Nevertheless, there are important limitations. The study is correlational in nature, and its observational design prevents the establishment of causality; the transcriptomic changes observed could be consequences rather than drivers of ageing. Potential technical biases between heterogeneous datasets also remain, and although human data are included, much of the mechanistic evidence derives from animal models.
In terms of prior evidence, the work is consistent with existing ‘epigenetic clocks’, but it provides greater functional interpretability by directly linking genes and biological pathways to ageing, mortality and responses to interventions.
The implications of identifying universal transcriptomic signatures are profound. They suggest that ageing and mortality share a conserved molecular architecture across mammals, dominated by processes such as inflammation, cellular senescence and mitochondrial dysfunction, reinforcing the idea of common underlying ageing mechanisms. Inflammation is already known to be a marker of many diseases, including obesity and cancer. It is therefore not particularly surprising that it also emerges as a marker of ageing, probably as a response to the DNA damage that accumulates as cells grow older.
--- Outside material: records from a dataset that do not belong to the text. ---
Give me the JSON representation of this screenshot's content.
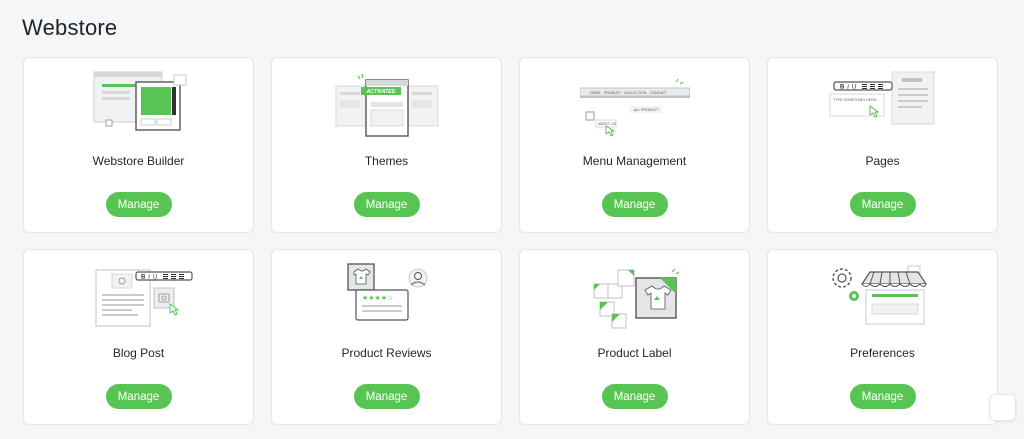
{
  "page": {
    "title": "Webstore"
  },
  "colors": {
    "accent": "#57c453",
    "card_border": "#e3e5e8",
    "background": "#f5f6f7"
  },
  "cards": [
    {
      "label": "Webstore Builder",
      "button": "Manage",
      "icon": "webstore-builder-icon"
    },
    {
      "label": "Themes",
      "button": "Manage",
      "icon": "themes-icon",
      "badge": "ACTIVATED"
    },
    {
      "label": "Menu Management",
      "button": "Manage",
      "icon": "menu-management-icon",
      "menu_items": [
        "HOME",
        "PRODUCT",
        "COLLECTION",
        "CONTACT"
      ],
      "add_product": "ALL PRODUCT",
      "about_us": "ABOUT US"
    },
    {
      "label": "Pages",
      "button": "Manage",
      "icon": "pages-icon",
      "editor_placeholder": "TYPE SOMETHING HERE..."
    },
    {
      "label": "Blog Post",
      "button": "Manage",
      "icon": "blog-post-icon"
    },
    {
      "label": "Product Reviews",
      "button": "Manage",
      "icon": "product-reviews-icon"
    },
    {
      "label": "Product Label",
      "button": "Manage",
      "icon": "product-label-icon"
    },
    {
      "label": "Preferences",
      "button": "Manage",
      "icon": "preferences-icon"
    }
  ]
}
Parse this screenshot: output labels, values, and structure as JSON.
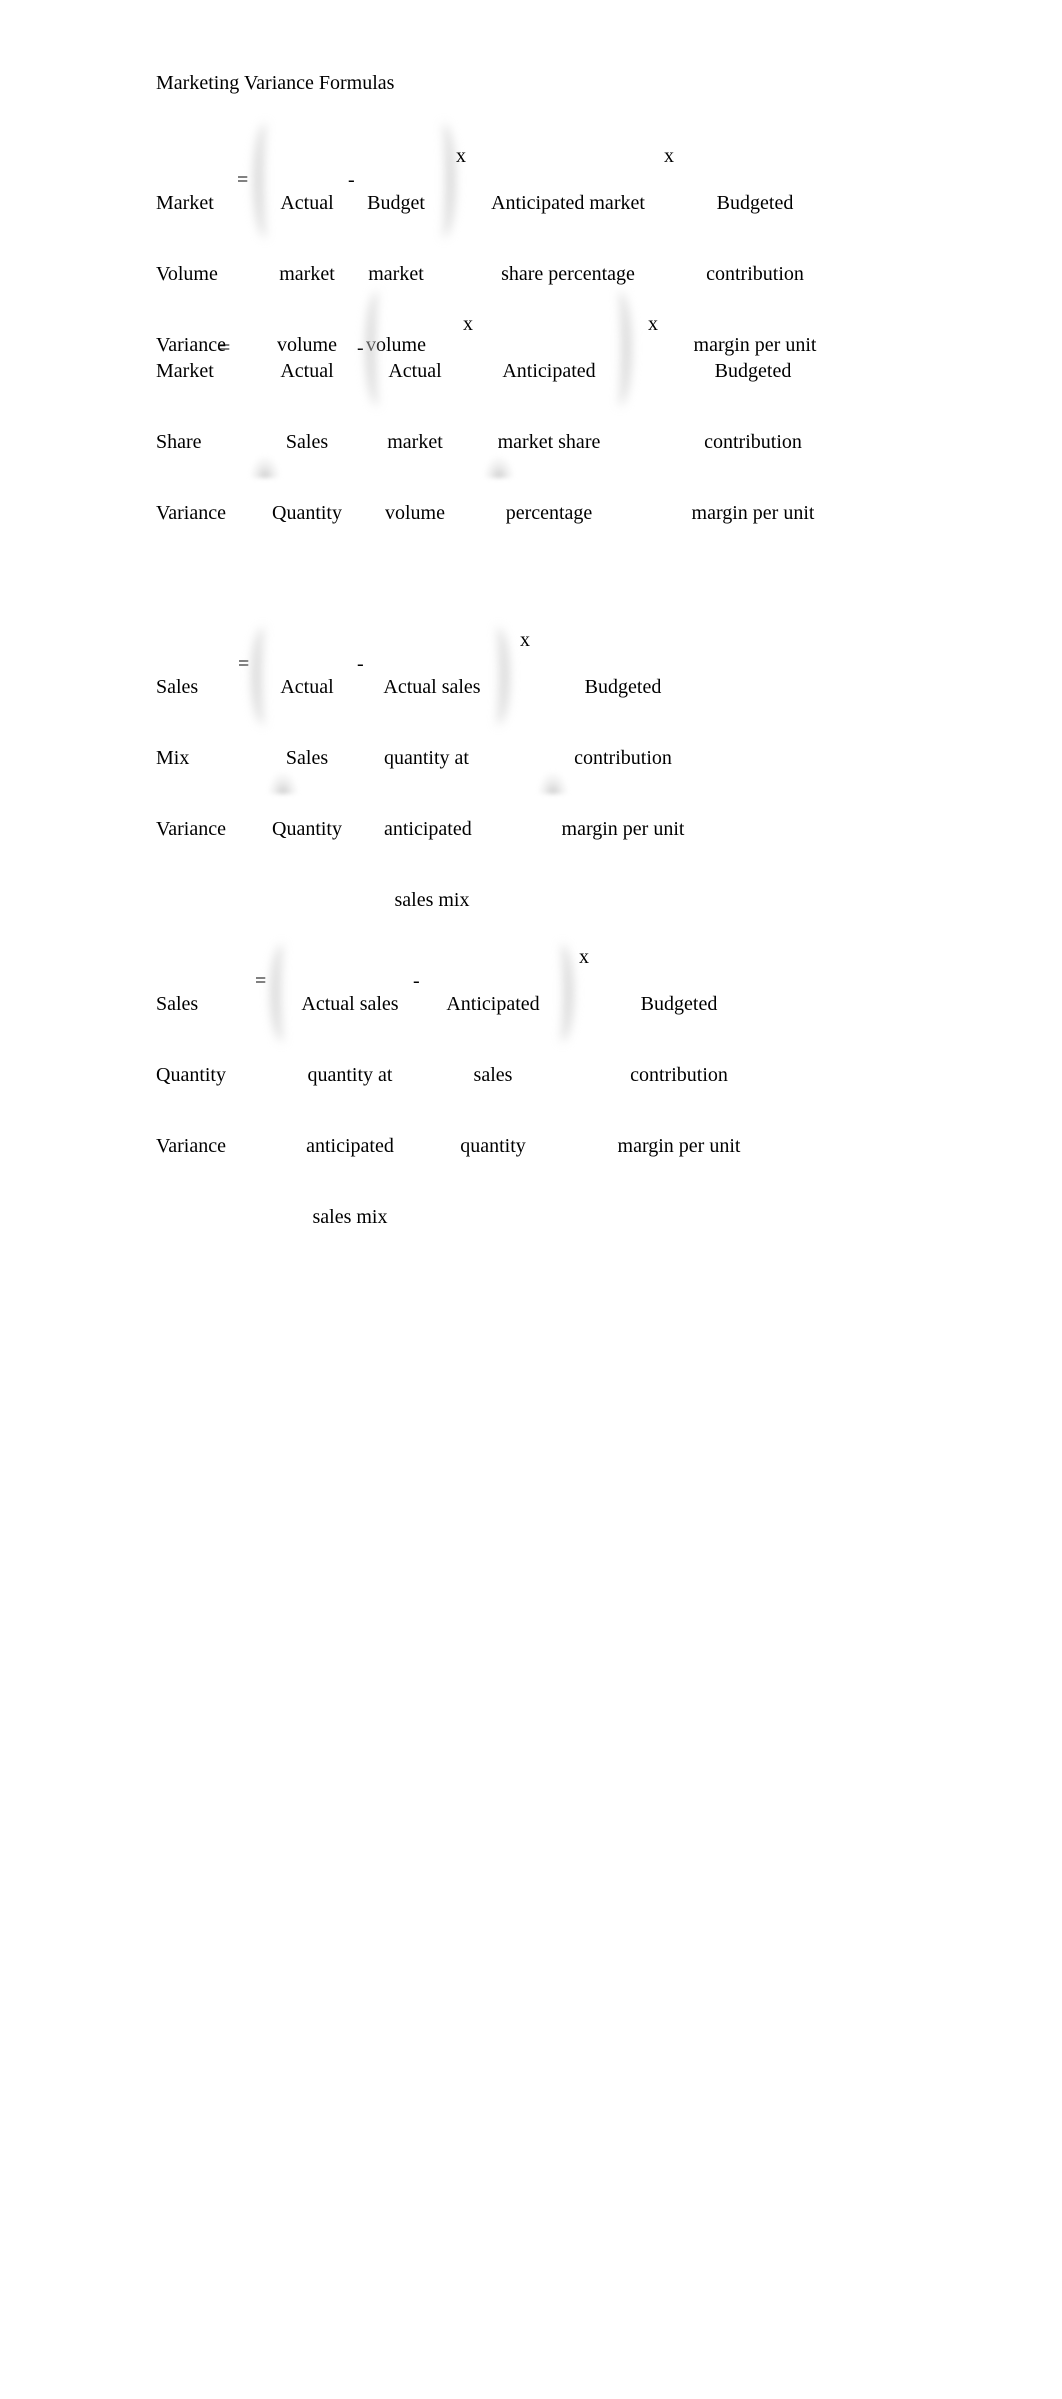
{
  "document": {
    "title": "Marketing Variance Formulas",
    "colors": {
      "text": "#000000",
      "background": "#ffffff",
      "bracket": "#c8c8c8"
    },
    "formulas": [
      {
        "name": "Market Volume Variance",
        "label_lines": [
          "Market",
          "Volume",
          "Variance"
        ],
        "equals": "=",
        "term_a_lines": [
          "Actual",
          "market",
          "volume"
        ],
        "minus": "-",
        "term_b_lines": [
          "Budget",
          "market",
          "volume"
        ],
        "times_1": "x",
        "factor_1_lines": [
          "Anticipated market",
          "share percentage"
        ],
        "times_2": "x",
        "factor_2_lines": [
          "Budgeted",
          "contribution",
          "margin per unit"
        ]
      },
      {
        "name": "Market Share Variance",
        "label_lines": [
          "Market",
          "Share",
          "Variance"
        ],
        "equals": "=",
        "term_a_lines": [
          "Actual",
          "Sales",
          "Quantity"
        ],
        "minus": "-",
        "term_b_lines": [
          "Actual",
          "market",
          "volume"
        ],
        "times_1": "x",
        "factor_1_lines": [
          "Anticipated",
          "market share",
          "percentage"
        ],
        "times_2": "x",
        "factor_2_lines": [
          "Budgeted",
          "contribution",
          "margin per unit"
        ]
      },
      {
        "name": "Sales Mix Variance",
        "label_lines": [
          "Sales",
          "Mix",
          "Variance"
        ],
        "equals": "=",
        "term_a_lines": [
          "Actual",
          "Sales",
          "Quantity"
        ],
        "minus": "-",
        "term_b_lines": [
          "Actual sales",
          "quantity at",
          "anticipated",
          "sales mix"
        ],
        "times_1": "x",
        "factor_2_lines": [
          "Budgeted",
          "contribution",
          "margin per unit"
        ]
      },
      {
        "name": "Sales Quantity Variance",
        "label_lines": [
          "Sales",
          "Quantity",
          "Variance"
        ],
        "equals": "=",
        "term_a_lines": [
          "Actual sales",
          "quantity at",
          "anticipated",
          "sales mix"
        ],
        "minus": "-",
        "term_b_lines": [
          "Anticipated",
          "sales",
          "quantity"
        ],
        "times_1": "x",
        "factor_2_lines": [
          "Budgeted",
          "contribution",
          "margin per unit"
        ]
      }
    ]
  }
}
However, clinical translation remains limited. Although the transcriptomic clocks predict mortality in humans with accuracy comparable to epigenetic clocks, their practical application will require standardisation, cost reduction and prospective validation in clinical populations.
Overall, the study represents an important conceptual advance, but its clinical impact remains uncertain and will depend on demonstrating predictive utility and the capacity to guide interventions in real-world settings.